While we are enjoying seeing trusted friends and having familiar food, I long to be back home in eSwatini where most of my family lives.  Every day we deal with death, child trafficking, rape, violent crime, lies, stealing, pain, heartbreak and hopelessness every day, and oh, the hopelessness - that is the worst. But I have found that hopelessness is nearly impossible to convey to a western audience and get them to respond. I have seen the face of hopelessness, hundreds of times, and it is always the same. The eyes of a hopeless person are empty, but still open. Their skin is dry and blotchy like they have never had a drink of water.  Their limbs are limp and lifeless, which usually matches their hair and the way their lips sit on their face – limp and lifeless. 

BUT I do see hope in the eyes of our children,  our amazing staff and the social workers/police/doctors whom I have the privilege to work with. I see joy in their smiles and hope in their eyes just knowing that someone sees them, hears them and cares. 

I am “cheating” by writing this blog on Friday night on a 3+ hour flight from Atlanta to Denver so that I am not “late” posting my blog after everyone has finished their morning coffee and moved on with their day. As I am writing this I am listening to a song by Lincoln Brewster called “While I wait”.  The lyrics say:

“While I wait, I will worship, Lord I’ll worship your name.
While I wait, I will trust you, Lord I’ll trust you all the same.

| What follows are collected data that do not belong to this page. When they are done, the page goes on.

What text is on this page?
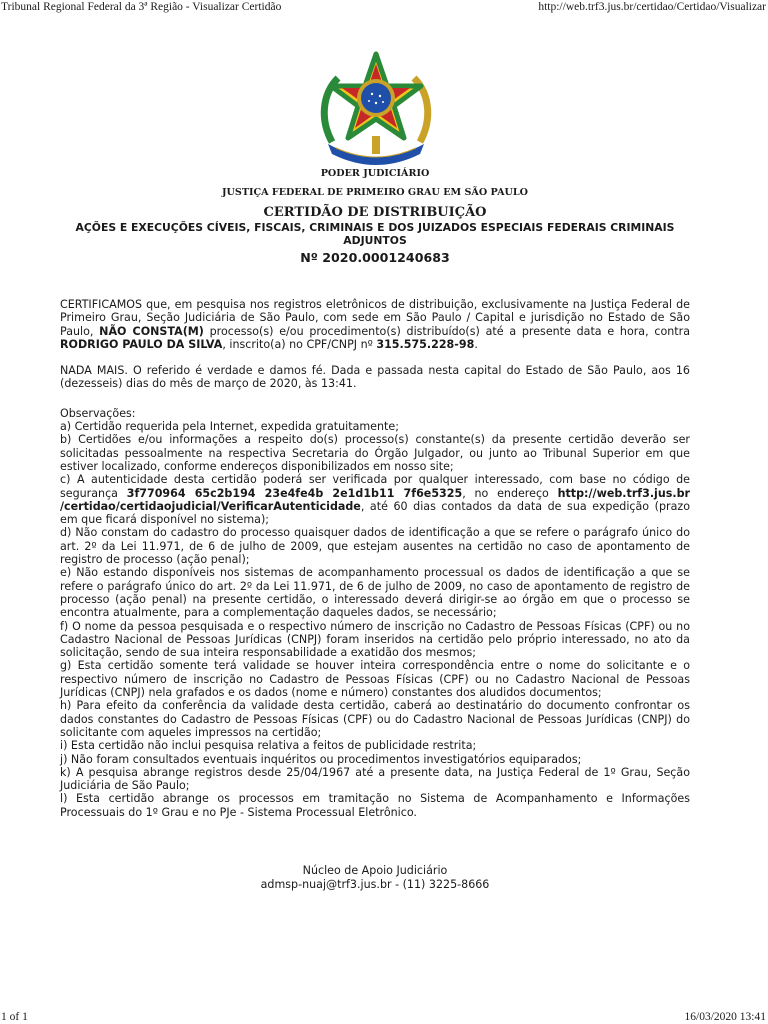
Tribunal Regional Federal da 3ª Região - Visualizar Certidão	http://web.trf3.jus.br/certidao/Certidao/Visualizar
PODER JUDICIÁRIO
JUSTIÇA FEDERAL DE PRIMEIRO GRAU EM SÃO PAULO
CERTIDÃO DE DISTRIBUIÇÃO
AÇÕES E EXECUÇÕES CÍVEIS, FISCAIS, CRIMINAIS E DOS JUIZADOS ESPECIAIS FEDERAIS CRIMINAIS ADJUNTOS
Nº 2020.0001240683

CERTIFICAMOS que, em pesquisa nos registros eletrônicos de distribuição, exclusivamente na Justiça Federal de Primeiro Grau, Seção Judiciária de São Paulo, com sede em São Paulo / Capital e jurisdição no Estado de São Paulo, NÃO CONSTA(M) processo(s) e/ou procedimento(s) distribuído(s) até a presente data e hora, contra RODRIGO PAULO DA SILVA, inscrito(a) no CPF/CNPJ nº 315.575.228-98.

NADA MAIS. O referido é verdade e damos fé. Dada e passada nesta capital do Estado de São Paulo, aos 16 (dezesseis) dias do mês de março de 2020, às 13:41.

Observações:

a) Certidão requerida pela Internet, expedida gratuitamente;

b) Certidões e/ou informações a respeito do(s) processo(s) constante(s) da presente certidão deverão ser solicitadas pessoalmente na respectiva Secretaria do Órgão Julgador, ou junto ao Tribunal Superior em que estiver localizado, conforme endereços disponibilizados em nosso site;

c) A autenticidade desta certidão poderá ser verificada por qualquer interessado, com base no código de segurança 3f770964 65c2b194 23e4fe4b 2e1d1b11 7f6e5325, no endereço http://web.trf3.jus.br /certidao/certidaojudicial/VerificarAutenticidade, até 60 dias contados da data de sua expedição (prazo em que ficará disponível no sistema);

d) Não constam do cadastro do processo quaisquer dados de identificação a que se refere o parágrafo único do art. 2º da Lei 11.971, de 6 de julho de 2009, que estejam ausentes na certidão no caso de apontamento de registro de processo (ação penal);

e) Não estando disponíveis nos sistemas de acompanhamento processual os dados de identificação a que se refere o parágrafo único do art. 2º da Lei 11.971, de 6 de julho de 2009, no caso de apontamento de registro de processo (ação penal) na presente certidão, o interessado deverá dirigir-se ao órgão em que o processo se encontra atualmente, para a complementação daqueles dados, se necessário;

f) O nome da pessoa pesquisada e o respectivo número de inscrição no Cadastro de Pessoas Físicas (CPF) ou no Cadastro Nacional de Pessoas Jurídicas (CNPJ) foram inseridos na certidão pelo próprio interessado, no ato da solicitação, sendo de sua inteira responsabilidade a exatidão dos mesmos;

g) Esta certidão somente terá validade se houver inteira correspondência entre o nome do solicitante e o respectivo número de inscrição no Cadastro de Pessoas Físicas (CPF) ou no Cadastro Nacional de Pessoas Jurídicas (CNPJ) nela grafados e os dados (nome e número) constantes dos aludidos documentos;

h) Para efeito da conferência da validade desta certidão, caberá ao destinatário do documento confrontar os dados constantes do Cadastro de Pessoas Físicas (CPF) ou do Cadastro Nacional de Pessoas Jurídicas (CNPJ) do solicitante com aqueles impressos na certidão;

i) Esta certidão não inclui pesquisa relativa a feitos de publicidade restrita;

j) Não foram consultados eventuais inquéritos ou procedimentos investigatórios equiparados;

k) A pesquisa abrange registros desde 25/04/1967 até a presente data, na Justiça Federal de 1º Grau, Seção Judiciária de São Paulo;

l) Esta certidão abrange os processos em tramitação no Sistema de Acompanhamento e Informações Processuais do 1º Grau e no PJe - Sistema Processual Eletrônico.

Núcleo de Apoio Judiciário
admsp-nuaj@trf3.jus.br - (11) 3225-8666
1 of 1	16/03/2020 13:41
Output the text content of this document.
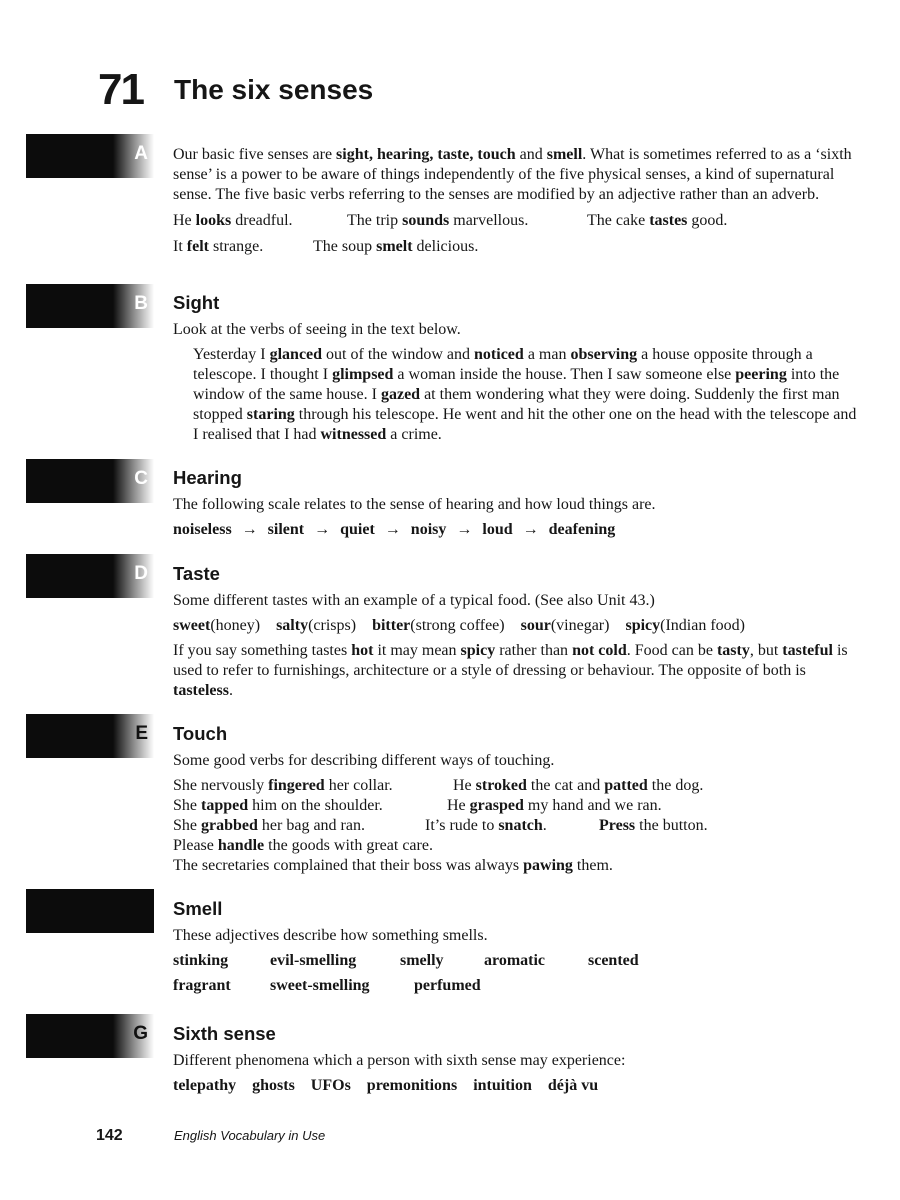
71 The six senses
A
B
C
D
E
G

Our basic five senses are sight, hearing, taste, touch and smell. What is sometimes referred to as a ‘sixth sense’ is a power to be aware of things independently of the five physical senses, a kind of supernatural sense. The five basic verbs referring to the senses are modified by an adjective rather than an adverb.

He looks dreadful.	The trip sounds marvellous.	The cake tastes good.
It felt strange.	The soup smelt delicious.
Sight

Look at the verbs of seeing in the text below.

Yesterday I glanced out of the window and noticed a man observing a house opposite through a telescope. I thought I glimpsed a woman inside the house. Then I saw someone else peering into the window of the same house. I gazed at them wondering what they were doing. Suddenly the first man stopped staring through his telescope. He went and hit the other one on the head with the telescope and I realised that I had witnessed a crime.

Hearing

The following scale relates to the sense of hearing and how loud things are.

noiseless → silent → quiet → noisy → loud → deafening
Taste

Some different tastes with an example of a typical food. (See also Unit 43.)

sweet(honey) salty(crisps) bitter(strong coffee) sour(vinegar) spicy(Indian food)

If you say something tastes hot it may mean spicy rather than not cold. Food can be tasty, but tasteful is used to refer to furnishings, architecture or a style of dressing or behaviour. The opposite of both is tasteless.

Touch

Some good verbs for describing different ways of touching.

She nervously fingered her collar.	He stroked the cat and patted the dog.
She tapped him on the shoulder.	He grasped my hand and we ran.
She grabbed her bag and ran.	It’s rude to snatch.	Press the button.
Please handle the goods with great care.
The secretaries complained that their boss was always pawing them.
Smell

These adjectives describe how something smells.

stinking	evil-smelling	smelly	aromatic	scented
fragrant sweet-smelling	perfumed
Sixth sense

Different phenomena which a person with sixth sense may experience:

telepathy ghosts UFOs premonitions intuition déjà vu
142	English Vocabulary in Use
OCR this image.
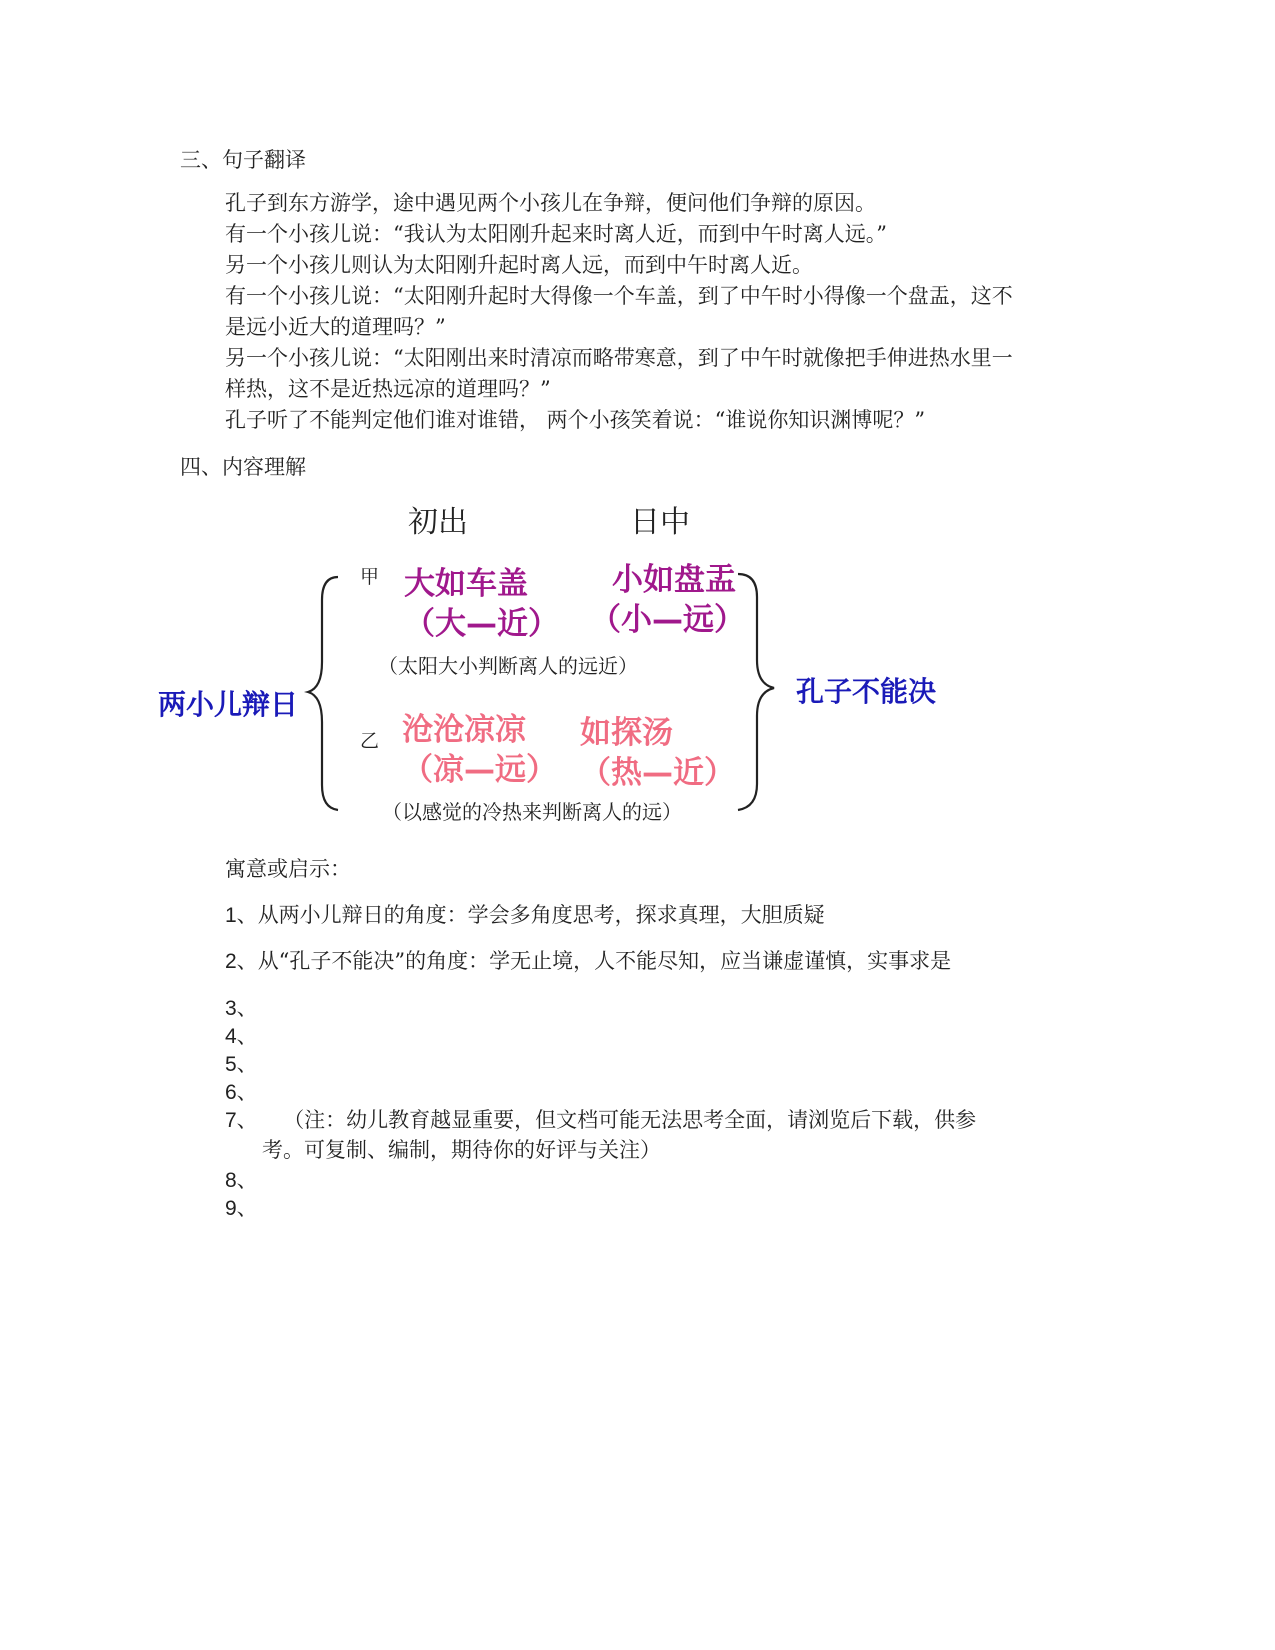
三、句子翻译
孔子到东方游学，途中遇见两个小孩儿在争辩，便问他们争辩的原因。
有一个小孩儿说：“我认为太阳刚升起来时离人近，而到中午时离人远。”
另一个小孩儿则认为太阳刚升起时离人远，而到中午时离人近。
有一个小孩儿说：“太阳刚升起时大得像一个车盖，到了中午时小得像一个盘盂，这不
是远小近大的道理吗？”
另一个小孩儿说：“太阳刚出来时清凉而略带寒意，到了中午时就像把手伸进热水里一
样热，这不是近热远凉的道理吗？”
孔子听了不能判定他们谁对谁错， 两个小孩笑着说：“谁说你知识渊博呢？”
四、内容理解
初出	日中
两小儿辩日	孔子不能决
甲 大如车盖
（大—近）
小如盘盂
（小—远）
（太阳大小判断离人的远近）
乙 沧沧凉凉
（凉—远）
如探汤
（热—近）
（以感觉的冷热来判断离人的远）
寓意或启示：
1、从两小儿辩日的角度：学会多角度思考，探求真理，大胆质疑
2、从“孔子不能决”的角度：学无止境，人不能尽知，应当谦虚谨慎，实事求是
3、
4、
5、
6、
7、 （注：幼儿教育越显重要，但文档可能无法思考全面，请浏览后下载，供参
考。可复制、编制，期待你的好评与关注）
8、
9、
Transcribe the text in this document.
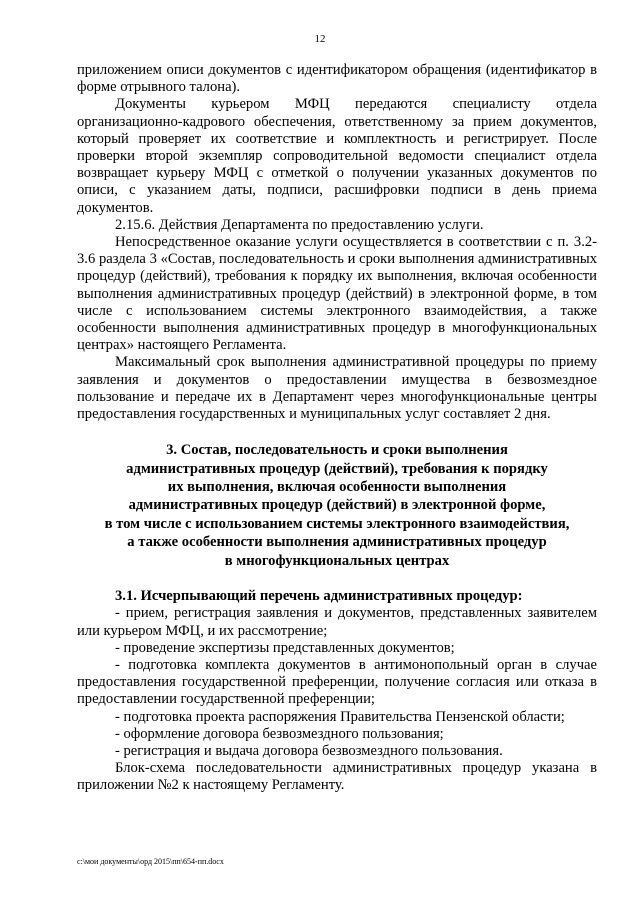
12

приложением описи документов с идентификатором обращения (идентификатор в форме отрывного талона).

Документы курьером МФЦ передаются специалисту отдела организационно-кадрового обеспечения, ответственному за прием документов, который проверяет их соответствие и комплектность и регистрирует. После проверки второй экземпляр сопроводительной ведомости специалист отдела возвращает курьеру МФЦ с отметкой о получении указанных документов по описи, с указанием даты, подписи, расшифровки подписи в день приема документов.

2.15.6. Действия Департамента по предоставлению услуги.

Непосредственное оказание услуги осуществляется в соответствии с п. 3.2-3.6 раздела 3 «Состав, последовательность и сроки выполнения административных процедур (действий), требования к порядку их выполнения, включая особенности выполнения административных процедур (действий) в электронной форме, в том числе с использованием системы электронного взаимодействия, а также особенности выполнения административных процедур в многофункциональных центрах» настоящего Регламента.

Максимальный срок выполнения административной процедуры по приему заявления и документов о предоставлении имущества в безвозмездное пользование и передаче их в Департамент через многофункциональные центры предоставления государственных и муниципальных услуг составляет 2 дня.

3. Состав, последовательность и сроки выполнения
административных процедур (действий), требования к порядку
их выполнения, включая особенности выполнения
административных процедур (действий) в электронной форме,
в том числе с использованием системы электронного взаимодействия,
а также особенности выполнения административных процедур
в многофункциональных центрах

3.1. Исчерпывающий перечень административных процедур:

- прием, регистрация заявления и документов, представленных заявителем или курьером МФЦ, и их рассмотрение;

- проведение экспертизы представленных документов;

- подготовка комплекта документов в антимонопольный орган в случае предоставления государственной преференции, получение согласия или отказа в предоставлении государственной преференции;

- подготовка проекта распоряжения Правительства Пензенской области;

- оформление договора безвозмездного пользования;

- регистрация и выдача договора безвозмездного пользования.

Блок-схема последовательности административных процедур указана в приложении №2 к настоящему Регламенту.

c:\мои документы\орд 2015\пп\654-пп.docx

I live by faith, and not by sight.
Sometimes miracles take time.

You’re faithful every day.
Your promises remain.

Though I don’t understand it, I will worship with my pain.
You are God you are worthy, you are with me, all the way.

So while I wait, I will worship, Lord I’ll worship your name.
Though I don’t have all the answers, still I trust you, all the same.”

We need funding for our children. NO, we need funding for HIS children.  I’ll stop asking when He has provided sufficiently for the children He has placed in our care.

If you can sponsor a child today, please do so. 

Live from an airplane … I will worship while I wait.